Todo había empezado algunos años atrás. Sofía había compartido piso cinco largos años y la necesidad de soledad se había hecho presente. Lo que a los dieciocho había sido una fantástica aventura, a los veintitres resultaba cansino. No deseaba verse invadida por otro mundo que no fuera el suyo. Necesitaba ser ella, no la hija de Lila, la chica de Castem o la compañera de piso de Anne Marie y Agur... Quería saber lo que de verdad movía a Sofía del Valle, se había convertido en una obsesión.

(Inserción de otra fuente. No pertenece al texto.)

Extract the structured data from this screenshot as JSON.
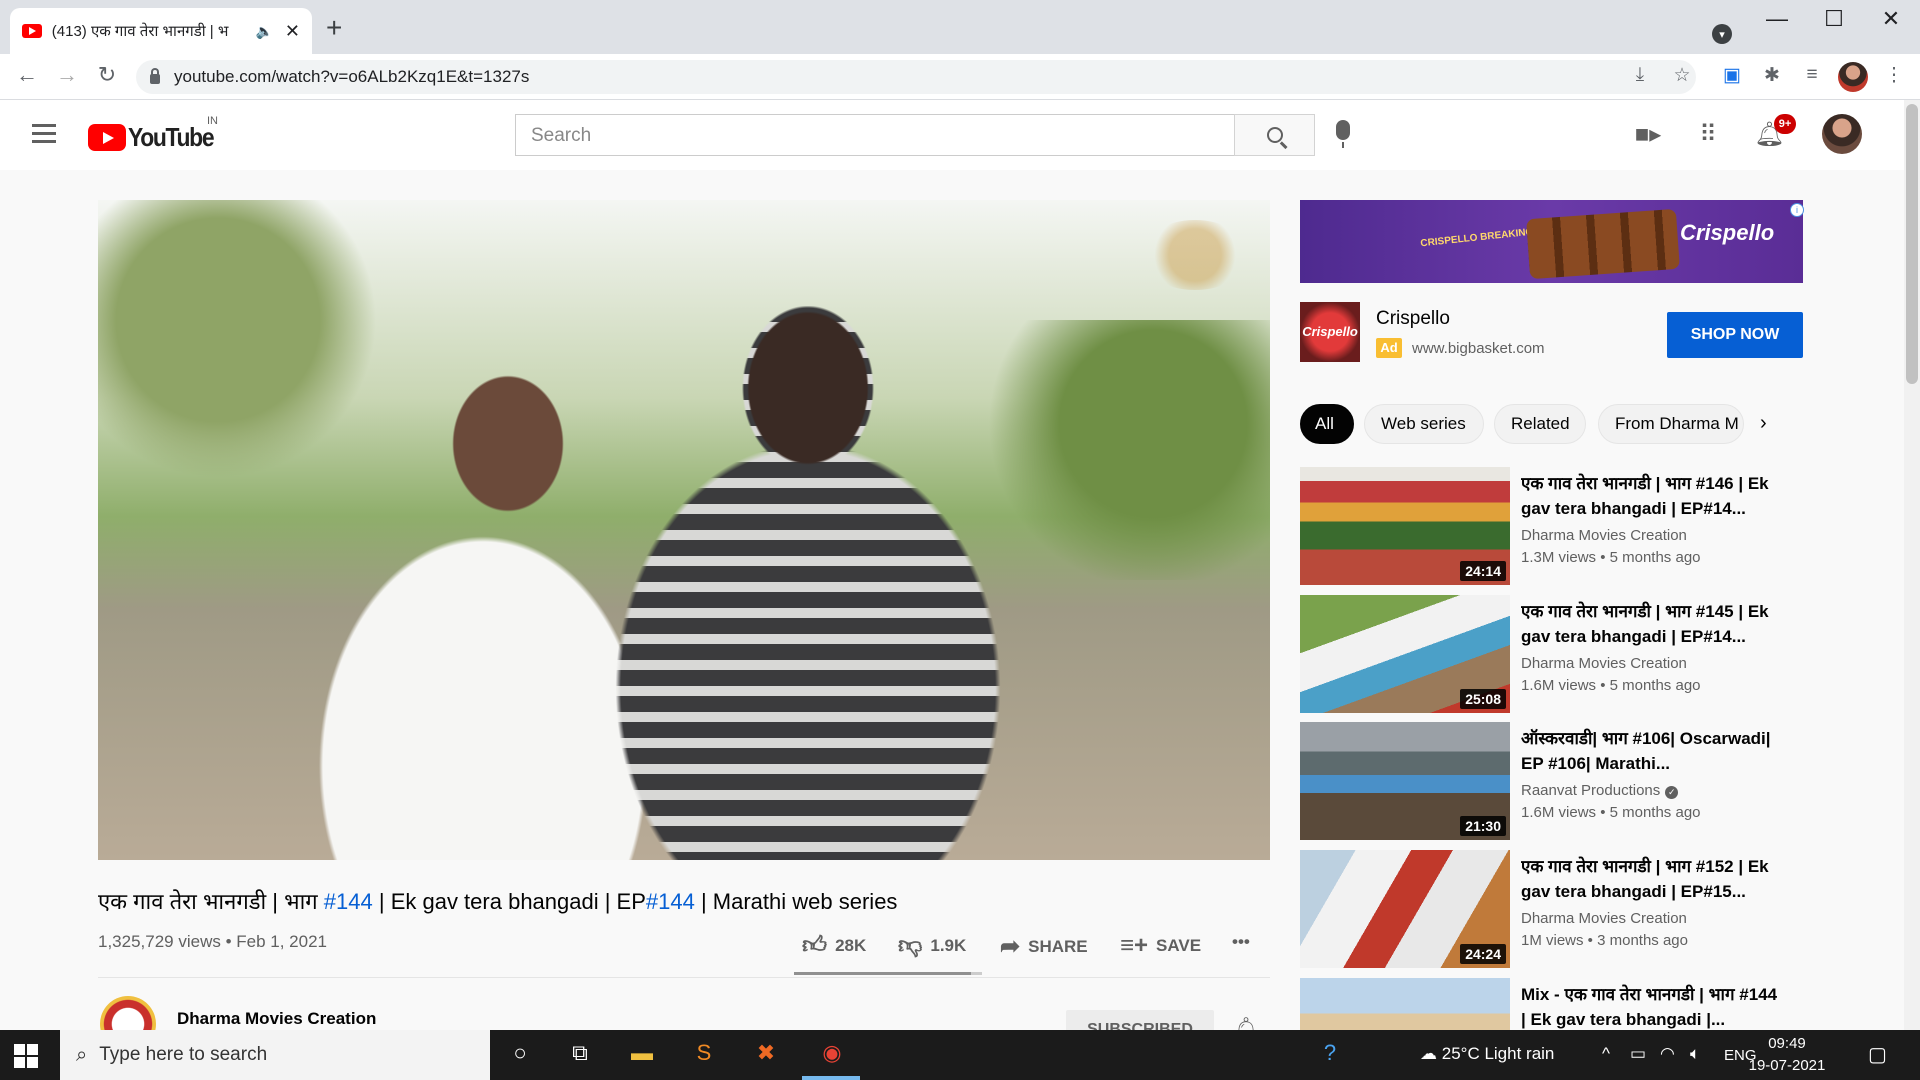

Poseía algo muy importante para poder independizarse: Un pequeño círculo de amistades. Le había costado lo suyo, porque aquel Madrid noctámbulo de sus primeros tiempos le había ofrecido miles de sorpresas, risas, aventuras y conocidos, pero en su diccionario de gran ciudad no figuraba el significado de la palabra amigo. Sofía había ido a otra escuela, quizás más pequeña, pero donde ese vocablos era uno de los primeros que te enseñaban. Era una palabra cargada de valores y necesitaba cierta historia con alguien para poder afianzarse. Marchó para Madrid en busca de libertad, pluralidad, pensando que lo otro vendría con el tiempo. Compartir piso hizo menos doloroso el despertar a las oportunidades y a las soledades que arrastran en su mecánica las grandes urbes. Pero los ciclos tienden a completarse y su metamorfosis había llegado a su fin. En unos meses podría costear ella sola el piso y se evitaría los malos rollos. Puso un anuncio en el Segunda Mano. Quedó más o menos de esta forma
CENTRO.- Chica compartiría ático con chica.
Gran terraza, habitación independiente.
Gas natural, teléfono. Exterior.
Muy luminoso. Interesadas llamar
al 91-443.25.37. Preguntar por Sofía.
Le agotaba volver a someterse a aquel proceso de adaptación de nuevo. Era una pena que Anne Marie no le durara unos meses más. Odiaba las despedidas, pero poco a poco había empezado a aborrecer también los “holas”. Cada saludo suponía un esfuerzo suplementario en su vida. Enseñar a alguien donde estaban las cosas, adaptarte a nuevas reglas, porque con cada persona se funcionaba de forma distinta. Solo le consolaba el pensar que ya le quedaba pòco. Pero pocas veces Sofía controlaba al destino.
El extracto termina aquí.